Note that rabbis will later decide that the meal Abraham serves is not kosher, because it mixes meat and dairy. BTW, the footnote in the NIV says that 3 seahs of flour is 36 pounds. These guys must have been hungry.

“Where is your wife Sarah?” they asked him.
“There, in the tent,” he said.
10 Then one of them said, “I will surely return to you about this time next year, and Sarah your wife will have a son.”
Now Sarah was listening at the entrance to the tent, which was behind him. 11 Abraham and Sarah were already very old, and Sarah was past the age of childbearing. 12 So Sarah laughed to herself as she thought, “After I am worn out and my lord is old, will I now have this pleasure?”
13 Then the Lord said to Abraham, “Why did Sarah laugh and say, ‘Will I really have a child, now that I am old?’ 14 Is anything too hard for the Lord?
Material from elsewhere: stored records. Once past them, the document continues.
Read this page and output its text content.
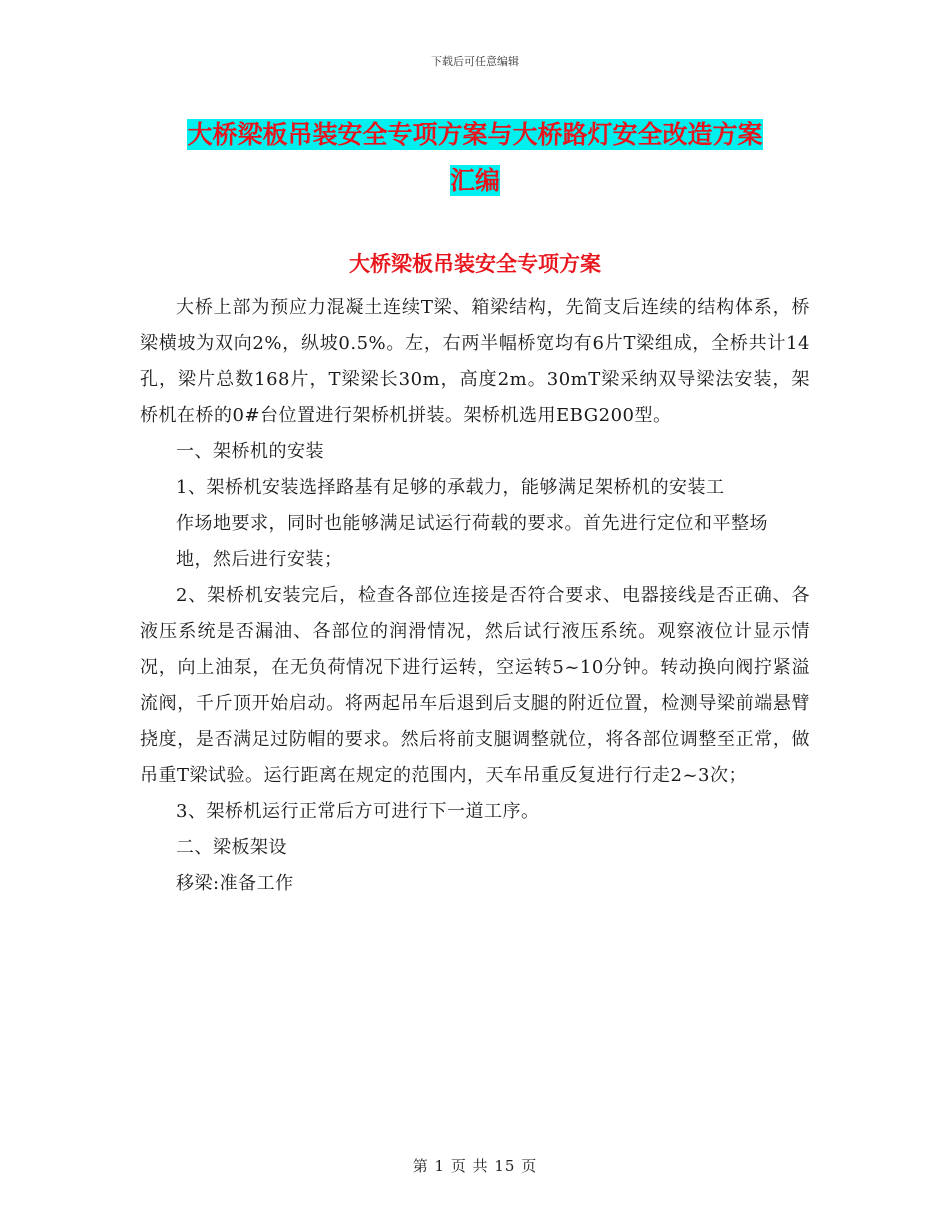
下载后可任意编辑
大桥梁板吊装安全专项方案与大桥路灯安全改造方案
汇编
大桥梁板吊装安全专项方案

大桥上部为预应力混凝土连续T梁、箱梁结构，先简支后连续的结构体系，桥梁横坡为双向2%，纵坡0.5%。左，右两半幅桥宽均有6片T梁组成，全桥共计14孔，梁片总数168片，T梁梁长30m，高度2m。30mT梁采纳双导梁法安装，架桥机在桥的0#台位置进行架桥机拼装。架桥机选用EBG200型。

一、架桥机的安装

1、架桥机安装选择路基有足够的承载力，能够满足架桥机的安装工

作场地要求，同时也能够满足试运行荷载的要求。首先进行定位和平整场

地，然后进行安装；

2、架桥机安装完后，检查各部位连接是否符合要求、电器接线是否正确、各液压系统是否漏油、各部位的润滑情况，然后试行液压系统。观察液位计显示情况，向上油泵，在无负荷情况下进行运转，空运转5~10分钟。转动换向阀拧紧溢流阀，千斤顶开始启动。将两起吊车后退到后支腿的附近位置，检测导梁前端悬臂挠度，是否满足过防帽的要求。然后将前支腿调整就位，将各部位调整至正常，做吊重T梁试验。运行距离在规定的范围内，天车吊重反复进行行走2~3次；

3、架桥机运行正常后方可进行下一道工序。

二、梁板架设

移梁:准备工作

第 1 页 共 15 页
I will return to you at the appointed time next year, and Sarah will have a son.”
15 Sarah was afraid, so she lied and said, “I did not laugh.”
But he said, “Yes, you did laugh.”
So okay. If God wanted Abraham and Sarah to have a son, why did he wait until now and make them go through the rigamarole with Hagar first? Sarah, who is 90 years old and has gone through menopause, naturally laughs at the proposition that she will become pregnant. And now all of a sudden God is no longer speaking through the three messengers, but speaks to Abraham directly. In what form is he present? The three men are evidently not omniscient since they have to ask where Sarah is. But it turns out God was there all along and God knows that she laughed. The whole scene is a muddled mess.

I'll leave at that for now. Things are about to get very, very weird.